By Levi Port '24
Introduction
In today’s NBA, youth and potential are often the most coveted qualities of a player during the draft. With the birth of sports analytics and modern advancements, organizations favor raw talent that can be harnessed and developed over maturity and collegiate success. Even more, a plethora of current NBA all-stars drafted at a young age have proven this methodology correct. Players like Luka Doncic and Giannis Antetokounmpo, selected with insignificant amateur records and oozing potential, exemplify the NBA’s contemporary strategy for team-building. Losing franchises are incentivized to acquire the stars of the future, not to win now.

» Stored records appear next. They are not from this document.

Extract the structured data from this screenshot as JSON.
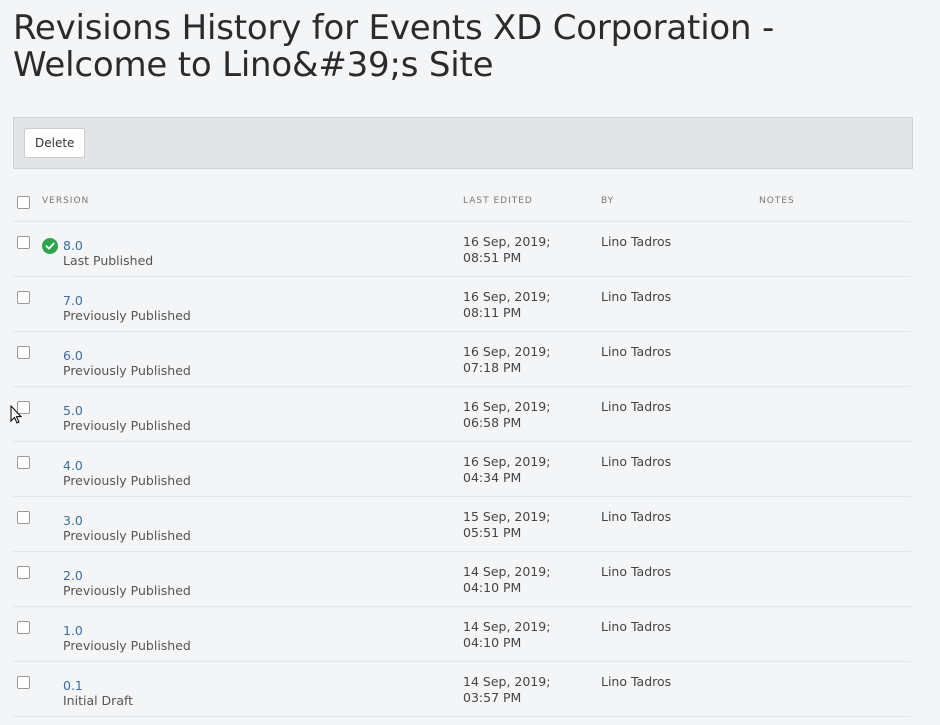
{
  "page": {
    "title": "Revisions History for Events XD Corporation - Welcome to Lino&#39;s Site"
  },
  "toolbar": {
    "delete_label": "Delete"
  },
  "table": {
    "headers": {
      "version": "VERSION",
      "last_edited": "LAST EDITED",
      "by": "BY",
      "notes": "NOTES"
    },
    "rows": [
      {
        "version": "8.0",
        "status": "Last Published",
        "date": "16 Sep, 2019; 08:51 PM",
        "by": "Lino Tadros",
        "notes": "",
        "published_icon": "check-circle-icon"
      },
      {
        "version": "7.0",
        "status": "Previously Published",
        "date": "16 Sep, 2019; 08:11 PM",
        "by": "Lino Tadros",
        "notes": ""
      },
      {
        "version": "6.0",
        "status": "Previously Published",
        "date": "16 Sep, 2019; 07:18 PM",
        "by": "Lino Tadros",
        "notes": ""
      },
      {
        "version": "5.0",
        "status": "Previously Published",
        "date": "16 Sep, 2019; 06:58 PM",
        "by": "Lino Tadros",
        "notes": ""
      },
      {
        "version": "4.0",
        "status": "Previously Published",
        "date": "16 Sep, 2019; 04:34 PM",
        "by": "Lino Tadros",
        "notes": ""
      },
      {
        "version": "3.0",
        "status": "Previously Published",
        "date": "15 Sep, 2019; 05:51 PM",
        "by": "Lino Tadros",
        "notes": ""
      },
      {
        "version": "2.0",
        "status": "Previously Published",
        "date": "14 Sep, 2019; 04:10 PM",
        "by": "Lino Tadros",
        "notes": ""
      },
      {
        "version": "1.0",
        "status": "Previously Published",
        "date": "14 Sep, 2019; 04:10 PM",
        "by": "Lino Tadros",
        "notes": ""
      },
      {
        "version": "0.1",
        "status": "Initial Draft",
        "date": "14 Sep, 2019; 03:57 PM",
        "by": "Lino Tadros",
        "notes": ""
      }
    ]
  },
  "colors": {
    "background": "#f4f5f7",
    "link": "#3a6ea5",
    "published_check": "#2ea44f",
    "toolbar_bg": "#e2e4e8"
  }
}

In 2016, two senior college players were selected in the top seven picks of the NBA draft (Kris Dunn and Buddy Hield), a feat that had not been matched since 2006, which was the first year under the current eligibility rules established by the NBA’s 2005 collective bargaining agreement. These rules state that all drafted players must be at least 19 years old the year they are drafted or at least one year removed from the graduation of his high school class, thus popularizing the “one-and-done” method where elite recruits enter the draft immediately following their freshman year. Despite every Wooden Award winner, given to the most outstanding male and female collegiate basketball player, since 2012 being at least a sophomore (with the exemption of Zion Williamson in 2018), every NBA first overall pick, in the same time span, has been a college freshman. In the eyes of analytical-inclined NBA executives, potential outweighs production, and historic college players, i.e. Luka Garza, face the consequences.